Hirayama disease (HD) is a rare motor disorder mainly affecting young men, characterized by atrophy and unilateral weakness of forearm and hand muscles corresponding to a C7-T1 myotome distribution. The progression is self-limited. The etiology of HD is unclear. The usefulness of motor evoked potentials (MEPs) in pyramidal tracts damage evaluation still appears to be somehow equivocal. We searched PubMed for original articles, evaluating the use of transcranial magnetic stimulation elicited MEPs in HD using keywords "motor evoked potentials Hirayama" and "transcranial magnetic stimulation Hirayama." We found seven articles using the above keywords that met inclusion criteria. The number of participants was small, and diagnostic procedures varied. There were also differences in methodology. Abnormal central motor conduction time was found in 17.1% of patients in one study, whereas it was normal in two other studies. Peripheral motor latency was evaluated in one study, which found abnormally increased peripheral motor latencies in at least one tested muscle in 16 of 41 HD patients (39.0%). Abnormal MEP parameters were found in three studies in 14.3% to 100% patients.

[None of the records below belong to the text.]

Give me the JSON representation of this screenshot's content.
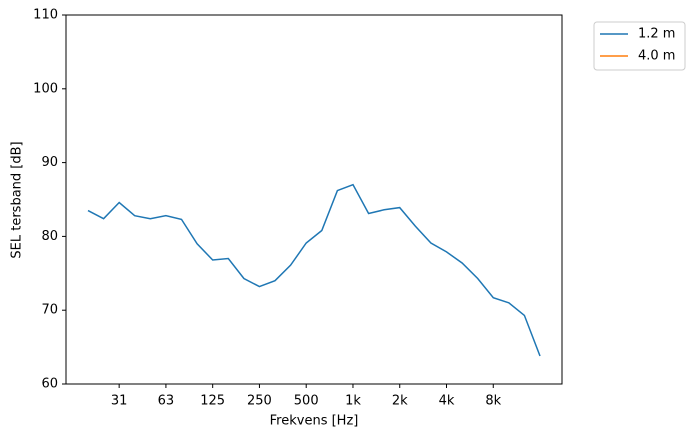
{
  "chart_data": {
    "type": "line",
    "xlabel": "Frekvens [Hz]",
    "ylabel": "SEL tersband [dB]",
    "categories": [
      null,
      null,
      "31",
      null,
      null,
      "63",
      null,
      null,
      "125",
      null,
      null,
      "250",
      null,
      null,
      "500",
      null,
      null,
      "1k",
      null,
      null,
      "2k",
      null,
      null,
      "4k",
      null,
      null,
      "8k",
      null,
      null,
      null
    ],
    "series": [
      {
        "name": "1.2 m",
        "color": "#1f77b4",
        "values": [
          83.5,
          82.4,
          84.6,
          82.8,
          82.4,
          82.8,
          82.3,
          79.0,
          76.8,
          77.0,
          74.3,
          73.2,
          74.0,
          76.1,
          79.1,
          80.8,
          86.2,
          87.0,
          83.1,
          83.6,
          83.9,
          81.4,
          79.1,
          77.9,
          76.4,
          74.3,
          71.7,
          71.0,
          69.3,
          63.8
        ]
      },
      {
        "name": "4.0 m",
        "color": "#ff7f0e",
        "values": [
          null,
          null,
          null,
          null,
          null,
          null,
          null,
          null,
          null,
          null,
          null,
          null,
          null,
          null,
          null,
          null,
          null,
          null,
          null,
          null,
          null,
          null,
          null,
          null,
          null,
          null,
          null,
          null,
          null,
          null
        ]
      }
    ],
    "ylim": [
      60,
      110
    ],
    "yticks": [
      60,
      70,
      80,
      90,
      100,
      110
    ],
    "grid": false,
    "legend": "outside upper right"
  }
}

In one study they were not evaluated, in three other studies they were normal, and in one they were normal also in standard and flexed neck position In one study, inconsistent results were found in MEP size after neck flexion in patients after treatment with neck collar. Although MEP parameters may be abnormal in some HD patients, these have not been thoroughly assessed. Further studies are indispensable to evaluate their usefulness in assessing pyramidal tract damage in HD.